Historical Context
Following the Ottoman victory in the Ottoman–Persian War, the Ottomans declared Samtskhe, Atchara, and Chaneti to be Turkish provinces and, beginning in the sixteenth century, launched a campaign of forced conversion to Islam in Atchara. When bribery and deception failed to secure conversions, the authorities turned to violence.
According to the sources, elderly men and the majority of women stood most firmly by the Christian faith, actively disputing with the Turkish religious authorities who sought to compel their apostasy. The Georgian population retained its native tongue throughout the Ottoman period even as much of the nobility and, by the end of the eighteenth century, the broader population converted to Islam.
The Martyrdoms
In 1790, Ottoman forces arrested Christian dissenters and brought them to a twelfth-century bridge — the Bridge of Queen Tamar — spanning the River Atcharistsqali, where, according to the sources, a guillotine was erected and the prisoners were systematically executed by beheading. The severed tongues of the executed were sent to the pasha as proof of the killings, and the bodies were thrown into the river.
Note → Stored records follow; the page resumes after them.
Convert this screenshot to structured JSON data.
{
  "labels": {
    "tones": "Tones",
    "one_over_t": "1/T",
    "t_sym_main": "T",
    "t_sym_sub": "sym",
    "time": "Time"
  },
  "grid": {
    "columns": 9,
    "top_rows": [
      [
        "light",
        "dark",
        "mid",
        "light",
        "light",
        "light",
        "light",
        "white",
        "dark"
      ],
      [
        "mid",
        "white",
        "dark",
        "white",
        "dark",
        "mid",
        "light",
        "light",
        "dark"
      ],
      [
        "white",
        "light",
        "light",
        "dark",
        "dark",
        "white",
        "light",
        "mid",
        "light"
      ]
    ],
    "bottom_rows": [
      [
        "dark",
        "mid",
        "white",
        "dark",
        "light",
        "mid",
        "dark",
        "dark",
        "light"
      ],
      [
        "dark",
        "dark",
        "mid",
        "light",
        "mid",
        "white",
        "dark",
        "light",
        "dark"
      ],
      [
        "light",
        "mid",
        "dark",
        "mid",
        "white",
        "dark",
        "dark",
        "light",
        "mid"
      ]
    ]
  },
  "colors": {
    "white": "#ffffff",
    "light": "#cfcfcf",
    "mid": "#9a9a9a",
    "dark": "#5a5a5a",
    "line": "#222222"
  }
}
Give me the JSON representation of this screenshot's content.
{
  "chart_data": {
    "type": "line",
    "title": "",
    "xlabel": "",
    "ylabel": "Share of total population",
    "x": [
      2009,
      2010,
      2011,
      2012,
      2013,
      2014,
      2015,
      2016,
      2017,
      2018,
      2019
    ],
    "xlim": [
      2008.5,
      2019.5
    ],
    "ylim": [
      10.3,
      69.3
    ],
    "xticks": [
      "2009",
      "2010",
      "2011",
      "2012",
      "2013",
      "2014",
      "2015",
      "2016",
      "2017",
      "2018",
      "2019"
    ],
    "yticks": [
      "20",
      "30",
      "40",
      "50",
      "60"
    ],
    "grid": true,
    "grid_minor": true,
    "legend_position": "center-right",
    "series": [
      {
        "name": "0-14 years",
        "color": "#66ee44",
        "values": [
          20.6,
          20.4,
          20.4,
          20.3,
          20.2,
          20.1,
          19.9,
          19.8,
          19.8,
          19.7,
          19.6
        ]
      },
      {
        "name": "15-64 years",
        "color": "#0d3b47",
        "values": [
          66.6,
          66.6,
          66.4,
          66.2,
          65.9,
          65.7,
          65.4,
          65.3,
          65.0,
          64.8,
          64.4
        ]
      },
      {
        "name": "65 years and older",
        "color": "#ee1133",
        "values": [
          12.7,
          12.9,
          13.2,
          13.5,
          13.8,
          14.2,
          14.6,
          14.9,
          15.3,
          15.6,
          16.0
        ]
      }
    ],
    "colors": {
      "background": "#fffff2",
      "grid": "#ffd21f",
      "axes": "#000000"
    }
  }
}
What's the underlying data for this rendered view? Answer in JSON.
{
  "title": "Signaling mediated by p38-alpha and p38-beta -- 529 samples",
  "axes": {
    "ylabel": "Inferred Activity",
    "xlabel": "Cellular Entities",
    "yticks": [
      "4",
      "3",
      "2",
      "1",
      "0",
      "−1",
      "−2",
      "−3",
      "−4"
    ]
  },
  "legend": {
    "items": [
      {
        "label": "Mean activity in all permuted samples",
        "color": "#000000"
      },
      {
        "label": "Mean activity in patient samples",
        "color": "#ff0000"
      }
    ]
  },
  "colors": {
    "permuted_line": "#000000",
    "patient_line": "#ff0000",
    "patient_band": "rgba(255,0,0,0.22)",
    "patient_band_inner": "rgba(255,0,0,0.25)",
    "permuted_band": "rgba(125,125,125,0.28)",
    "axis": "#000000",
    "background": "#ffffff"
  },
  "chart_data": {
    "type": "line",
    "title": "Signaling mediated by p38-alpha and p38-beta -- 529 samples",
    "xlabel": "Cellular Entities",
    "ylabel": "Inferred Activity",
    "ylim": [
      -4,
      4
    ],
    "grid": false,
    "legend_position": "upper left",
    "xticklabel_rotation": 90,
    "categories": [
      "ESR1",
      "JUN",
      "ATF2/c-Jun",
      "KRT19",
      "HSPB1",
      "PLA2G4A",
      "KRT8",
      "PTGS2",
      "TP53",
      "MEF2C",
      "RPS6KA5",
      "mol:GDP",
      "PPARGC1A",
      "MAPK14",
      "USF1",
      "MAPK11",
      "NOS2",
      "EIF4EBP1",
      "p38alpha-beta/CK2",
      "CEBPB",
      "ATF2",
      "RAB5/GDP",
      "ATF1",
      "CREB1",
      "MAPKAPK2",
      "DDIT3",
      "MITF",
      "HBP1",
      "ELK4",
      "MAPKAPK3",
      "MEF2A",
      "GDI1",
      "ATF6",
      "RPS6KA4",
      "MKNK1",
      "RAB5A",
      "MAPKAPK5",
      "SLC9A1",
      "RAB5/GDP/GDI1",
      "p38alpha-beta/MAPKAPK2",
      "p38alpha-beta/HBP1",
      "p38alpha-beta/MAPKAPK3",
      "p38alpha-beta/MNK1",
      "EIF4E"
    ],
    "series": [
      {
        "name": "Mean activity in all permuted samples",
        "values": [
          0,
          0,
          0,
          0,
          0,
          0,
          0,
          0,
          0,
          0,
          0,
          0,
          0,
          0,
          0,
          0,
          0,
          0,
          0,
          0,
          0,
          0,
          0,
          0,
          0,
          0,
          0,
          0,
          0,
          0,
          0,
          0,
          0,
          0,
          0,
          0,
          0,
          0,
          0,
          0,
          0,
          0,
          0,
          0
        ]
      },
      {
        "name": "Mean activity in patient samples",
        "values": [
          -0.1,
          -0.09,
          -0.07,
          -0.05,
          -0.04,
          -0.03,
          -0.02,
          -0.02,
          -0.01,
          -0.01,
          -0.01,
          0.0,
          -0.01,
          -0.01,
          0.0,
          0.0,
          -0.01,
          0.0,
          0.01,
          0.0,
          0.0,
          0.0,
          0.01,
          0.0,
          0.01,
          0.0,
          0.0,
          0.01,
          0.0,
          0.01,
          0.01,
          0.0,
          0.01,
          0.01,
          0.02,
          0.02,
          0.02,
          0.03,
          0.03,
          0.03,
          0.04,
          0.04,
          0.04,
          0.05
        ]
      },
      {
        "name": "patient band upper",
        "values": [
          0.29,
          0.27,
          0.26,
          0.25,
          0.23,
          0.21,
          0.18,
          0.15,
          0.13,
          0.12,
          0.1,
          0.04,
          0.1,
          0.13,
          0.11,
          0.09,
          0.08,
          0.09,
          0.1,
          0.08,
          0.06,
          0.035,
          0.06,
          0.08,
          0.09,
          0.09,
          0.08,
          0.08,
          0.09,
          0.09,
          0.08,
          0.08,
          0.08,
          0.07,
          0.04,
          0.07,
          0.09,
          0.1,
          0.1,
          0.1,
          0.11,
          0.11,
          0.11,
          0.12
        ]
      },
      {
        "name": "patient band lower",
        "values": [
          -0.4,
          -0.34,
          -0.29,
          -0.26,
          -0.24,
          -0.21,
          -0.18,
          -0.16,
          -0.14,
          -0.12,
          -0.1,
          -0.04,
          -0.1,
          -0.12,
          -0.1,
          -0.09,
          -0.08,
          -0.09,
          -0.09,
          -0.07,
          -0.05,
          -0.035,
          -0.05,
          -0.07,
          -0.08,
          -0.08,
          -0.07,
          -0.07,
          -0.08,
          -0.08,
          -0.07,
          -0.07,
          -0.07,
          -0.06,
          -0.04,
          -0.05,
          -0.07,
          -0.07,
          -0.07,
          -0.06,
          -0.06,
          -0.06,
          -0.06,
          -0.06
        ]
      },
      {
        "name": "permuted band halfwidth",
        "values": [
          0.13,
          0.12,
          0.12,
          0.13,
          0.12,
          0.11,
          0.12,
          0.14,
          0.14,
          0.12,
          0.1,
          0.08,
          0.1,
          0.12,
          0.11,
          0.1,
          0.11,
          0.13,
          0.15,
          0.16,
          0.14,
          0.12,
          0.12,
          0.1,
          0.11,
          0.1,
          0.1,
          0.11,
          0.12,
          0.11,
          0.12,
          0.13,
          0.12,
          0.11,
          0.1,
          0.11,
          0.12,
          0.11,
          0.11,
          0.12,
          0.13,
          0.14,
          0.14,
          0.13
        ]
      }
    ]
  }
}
Execution sites are recorded across multiple villages of the region, including Atcharistsqali, Keda, Chakvi, Khulo, Machakhela, and Gonio. Historical museum records describe additional tortures inflicted on those who refused to apostatize, among them flaying, quartering, piercing with flaming rods, immersion in boiling water, and exposure to molten lead and hot lime.
The primary historical source for the account is the scholar Zakaria Chichinadze. Because individual names were not preserved, the martyrs are venerated together as the fathers and mothers of Atchara.
Related Martyrdoms in the Region
The Atcharan martyrdoms form part of a broader pattern of mass martyrdom for refusal to convert to Islam across Ottoman-controlled southern Georgia and northeastern Anatolia in the sixteenth through eighteenth centuries.
A closely related episode is recorded from neighboring Lazistan (Chaneti), a region adjoining Atchara to the southwest: the execution of about three hundred Laz warriors and clergy on Mount Dudikvati and Mount Papati, occurring between 1600 and 1620. According to the source, these beheadings resulted in the dissolution of the local Church and the subsequent conversion to Islam of most survivors.